Pouring the contents of the bucket onto the pile and wondering whether she should put her hand in and pick out the soggy, decomposing bit of kitchen towel stuck to the bottom with rotting goo, she catches sight of something brightly coloured, wedged under the planks at the bottom of the compost bin.
She cautiously kneels down to see what it is.
An Easter egg, a massive, chocolate egg wrapped in shiny foil.
It must have been missed in the Easter egg hunt! But I thought Mum said we’d found all the eggs. Oh well, we must have missed this one and it’s the biggest!
She reaches down and tries to get it out from under the plank, but it’s too tightly wedged. She puts the bucket down and worms her hands around both sides of the egg and, with a huge tug she pulls it free, throwing her off balance.
Splash!
She cries out in surprise as she lands on her bottom in a puddle.
The cold water, the colour and consistency of chocolate milkshake, covers Hannah’s legs. She jumps up, trying to brush the water off before it soaks in. She tries to look at the back of her skirt to see how bad it is, but she can’t really tell - all that she knows is that she’s covered in mud.
Have I got time to change? She looks at her watch. No, if I don’t leave now I’ll miss the bus and be late for school.
She swears, grabs the egg, shoves it angrily into her bag and stomps back down the garden path. Opening the back door, she throws the compost bin inside, slams the door and runs down the side path to the gate, leaving a muddy trail behind her.

Hannah has had a bad day; she was laughed at by the boys because of her muddy skirt and socks, she steamed up the window next to her on the bus, got chafed legs as she walked around school, left damp patches on the seats, had to stand next to the radiator for the whole of break to dry her skirt, was given loads of homework, found out she has a maths test tomorrow and wasn’t able to unwrap the silly Easter egg.
Thankfully it’s her final lesson of the day, History with Mrs Anderson her form teacher.
Mrs Anderson is droning on about medieval castles. Hannah hates History and can’t believe she chose it instead of doing Geography. Then she remembers, as this is Year Eleven, she will be giving it up at the end of the summer term and this cheers her up.
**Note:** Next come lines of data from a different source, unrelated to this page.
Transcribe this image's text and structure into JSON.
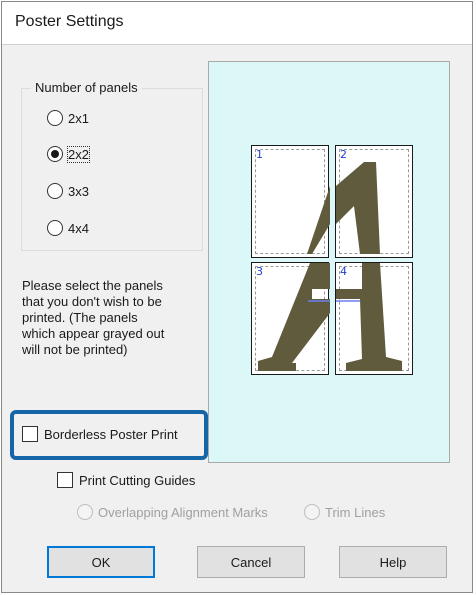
{
  "dialog": {
    "title": "Poster Settings"
  },
  "panels_group": {
    "label": "Number of panels",
    "options": [
      {
        "label": "2x1",
        "checked": false
      },
      {
        "label": "2x2",
        "checked": true
      },
      {
        "label": "3x3",
        "checked": false
      },
      {
        "label": "4x4",
        "checked": false
      }
    ]
  },
  "instructions": "Please select the panels\nthat you don't wish to be\nprinted. (The panels\nwhich appear grayed out\nwill not be printed)",
  "preview": {
    "panels": [
      "1",
      "2",
      "3",
      "4"
    ],
    "colors": {
      "background": "#dcf7f7",
      "letter": "#5f5b3c",
      "number": "#1f3fd0"
    }
  },
  "options": {
    "borderless_label": "Borderless Poster Print",
    "borderless_checked": false,
    "cutting_guides_label": "Print Cutting Guides",
    "cutting_guides_checked": false,
    "overlap_label": "Overlapping Alignment Marks",
    "trim_label": "Trim Lines"
  },
  "buttons": {
    "ok": "OK",
    "cancel": "Cancel",
    "help": "Help"
  },
  "accent": "#1466a8"
}
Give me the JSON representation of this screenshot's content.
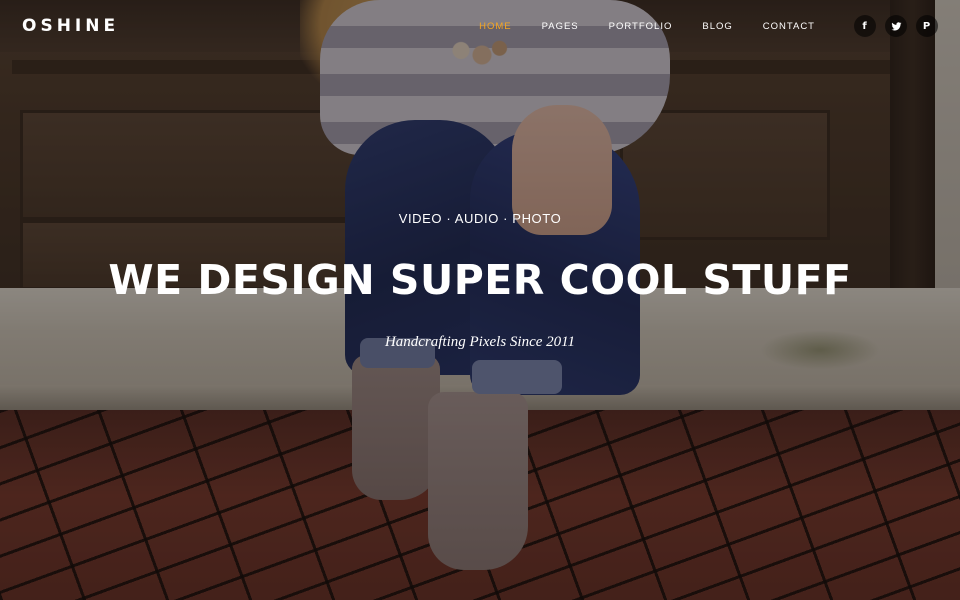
{
  "header": {
    "logo": "OSHINE",
    "nav": [
      {
        "label": "HOME",
        "active": true
      },
      {
        "label": "PAGES",
        "active": false
      },
      {
        "label": "PORTFOLIO",
        "active": false
      },
      {
        "label": "BLOG",
        "active": false
      },
      {
        "label": "CONTACT",
        "active": false
      }
    ],
    "social": [
      {
        "icon": "facebook-icon",
        "glyph": "f"
      },
      {
        "icon": "twitter-icon",
        "glyph": ""
      },
      {
        "icon": "pinterest-icon",
        "glyph": "P"
      }
    ]
  },
  "hero": {
    "tagline": "VIDEO · AUDIO · PHOTO",
    "headline": "WE DESIGN SUPER COOL STUFF",
    "subline": "Handcrafting Pixels Since 2011"
  },
  "colors": {
    "accent": "#f5a623",
    "text": "#ffffff",
    "overlay": "rgba(15,10,8,0.42)"
  }
}
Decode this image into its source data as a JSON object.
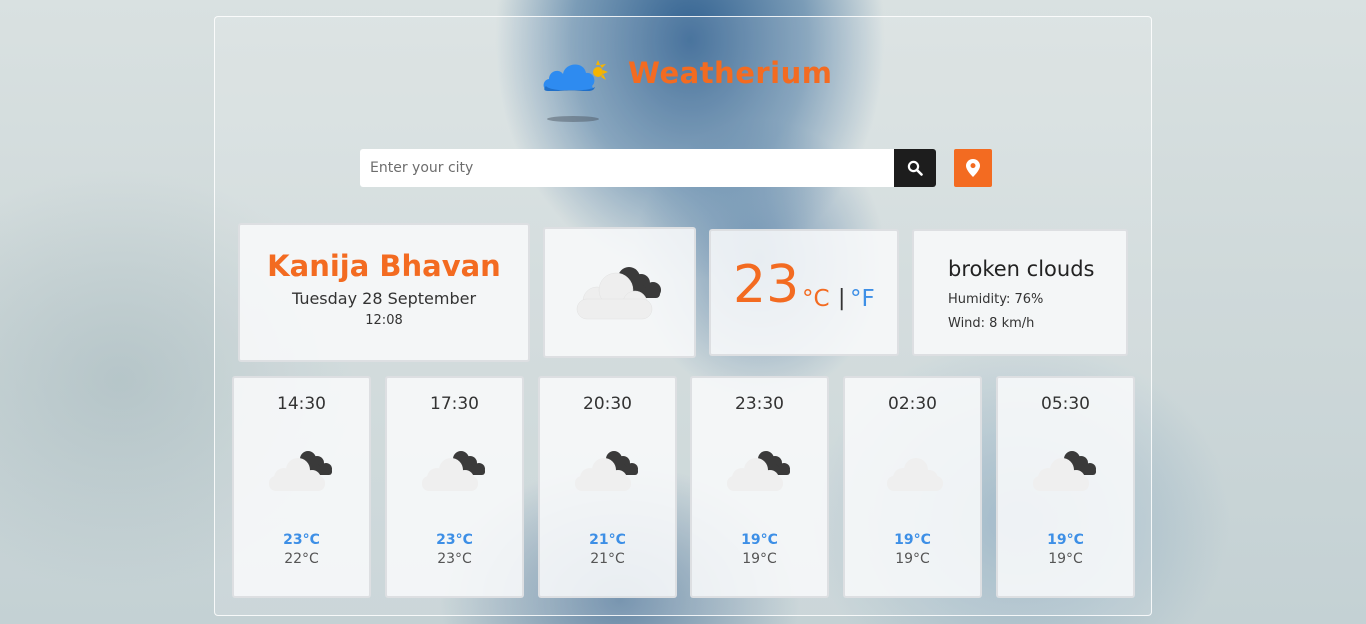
{
  "app": {
    "name": "Weatherium",
    "logo_icon": "cloud-sun-icon"
  },
  "search": {
    "placeholder": "Enter your city",
    "value": "",
    "search_icon": "search-icon",
    "location_icon": "map-marker-icon"
  },
  "current": {
    "city": "Kanija Bhavan",
    "date": "Tuesday 28 September",
    "time": "12:08",
    "icon": "cloud-moon-icon",
    "temperature": "23",
    "unit_c": "°C",
    "unit_separator": "|",
    "unit_f": "°F",
    "description": "broken clouds",
    "humidity": "Humidity: 76%",
    "wind": "Wind: 8 km/h"
  },
  "forecast": [
    {
      "time": "14:30",
      "icon": "cloud-moon-icon",
      "max": "23°C",
      "min": "22°C"
    },
    {
      "time": "17:30",
      "icon": "cloud-moon-icon",
      "max": "23°C",
      "min": "23°C"
    },
    {
      "time": "20:30",
      "icon": "cloud-moon-icon",
      "max": "21°C",
      "min": "21°C"
    },
    {
      "time": "23:30",
      "icon": "cloud-moon-icon",
      "max": "19°C",
      "min": "19°C"
    },
    {
      "time": "02:30",
      "icon": "cloud-icon",
      "max": "19°C",
      "min": "19°C"
    },
    {
      "time": "05:30",
      "icon": "cloud-moon-icon",
      "max": "19°C",
      "min": "19°C"
    }
  ],
  "colors": {
    "accent": "#f36b21",
    "blue": "#3d8fe6",
    "dark": "#1d1d1d"
  }
}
No more history. No more Mrs Anderson! She smiles at the thought just as Mrs Anderson looks at her.
“Hannah, what are you smiling at? Do you find the thought of people being burned to death by boiling oil funny?” Mrs Anderson asks, her voice dripping with sarcasm.
The old bag only joined the school in September and has been down on the girls like a ton of bricks; telling them off for rolling up their skirts, making them take out their earrings if they wear anything more than just a stud, giving out detentions like sweets and measuring their heels to make sure their shoes don’t break school rules.
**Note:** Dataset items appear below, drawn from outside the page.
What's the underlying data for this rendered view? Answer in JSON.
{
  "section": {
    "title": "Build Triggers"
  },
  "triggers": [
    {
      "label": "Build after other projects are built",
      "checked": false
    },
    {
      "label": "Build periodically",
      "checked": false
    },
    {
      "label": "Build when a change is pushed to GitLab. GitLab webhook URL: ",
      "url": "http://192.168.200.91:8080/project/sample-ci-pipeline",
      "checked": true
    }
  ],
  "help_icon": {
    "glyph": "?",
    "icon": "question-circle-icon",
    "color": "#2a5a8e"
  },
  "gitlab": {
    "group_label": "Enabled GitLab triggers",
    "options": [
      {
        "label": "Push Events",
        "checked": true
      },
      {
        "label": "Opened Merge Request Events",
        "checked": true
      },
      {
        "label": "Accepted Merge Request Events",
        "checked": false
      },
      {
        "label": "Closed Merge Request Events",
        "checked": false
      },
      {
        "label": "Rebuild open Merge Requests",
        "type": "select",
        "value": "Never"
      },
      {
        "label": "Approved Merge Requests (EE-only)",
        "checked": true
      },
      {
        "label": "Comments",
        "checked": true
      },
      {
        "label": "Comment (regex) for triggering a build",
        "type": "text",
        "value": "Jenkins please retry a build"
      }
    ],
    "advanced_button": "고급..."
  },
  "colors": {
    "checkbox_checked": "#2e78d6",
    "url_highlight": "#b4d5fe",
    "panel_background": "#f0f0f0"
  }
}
Hannah had to stay in the classroom every Friday-lunchtime in the first term because she kept ‘forgetting’ to tell Mum that her school shoes were too high. When she had finally got around to mentioning it, her mother had hit the roof. She had refused to buy a new pair, as Hannah had insisted on buying the most fashionable shoes and had assured her mum that they were OK to wear to school. So not only did Hannah have to spend lunchtimes with Mrs Anderson, but she also had to do more chores around the house until she had saved up enough money to buy new school shoes!
Mrs Anderson is a teacher that has perfected an ability to ignore girls that she does not want to see, and Hannah finds that incredibly rude. She hates that Mrs Anderson wears purple all the time and the way that her heavy jowls quiver when she speaks, her piggy eyes and the fact that she looks like a deformed blueberry with a head and…
“Well? I am waiting. What is there to smile about?” Hannah senses all heads in the room swivel around, eyes fixing on her like radar as the other girls realise that someone is in for it.
For the briefest moment Hannah wonders if she should tell the truth. Her mother is always telling her that honesty is the best policy, not that Hannah usually follows that advice, and she quickly dismisses it as a bad idea.
“Sorry Mrs Anderson, but I was just thinking how lovely it was to be back in school after the holidays and how much I am enjoying the engaging way you are explaining the early forms of medieval warfare. I agree that getting covered in oil would be terrible,” she pauses for dramatic effect and to make sure that she gets her tone spot on, “but if you were a defender, so would letting the castle be taken by hordes of marauding armies, don’t you agree?” she asks sweetly.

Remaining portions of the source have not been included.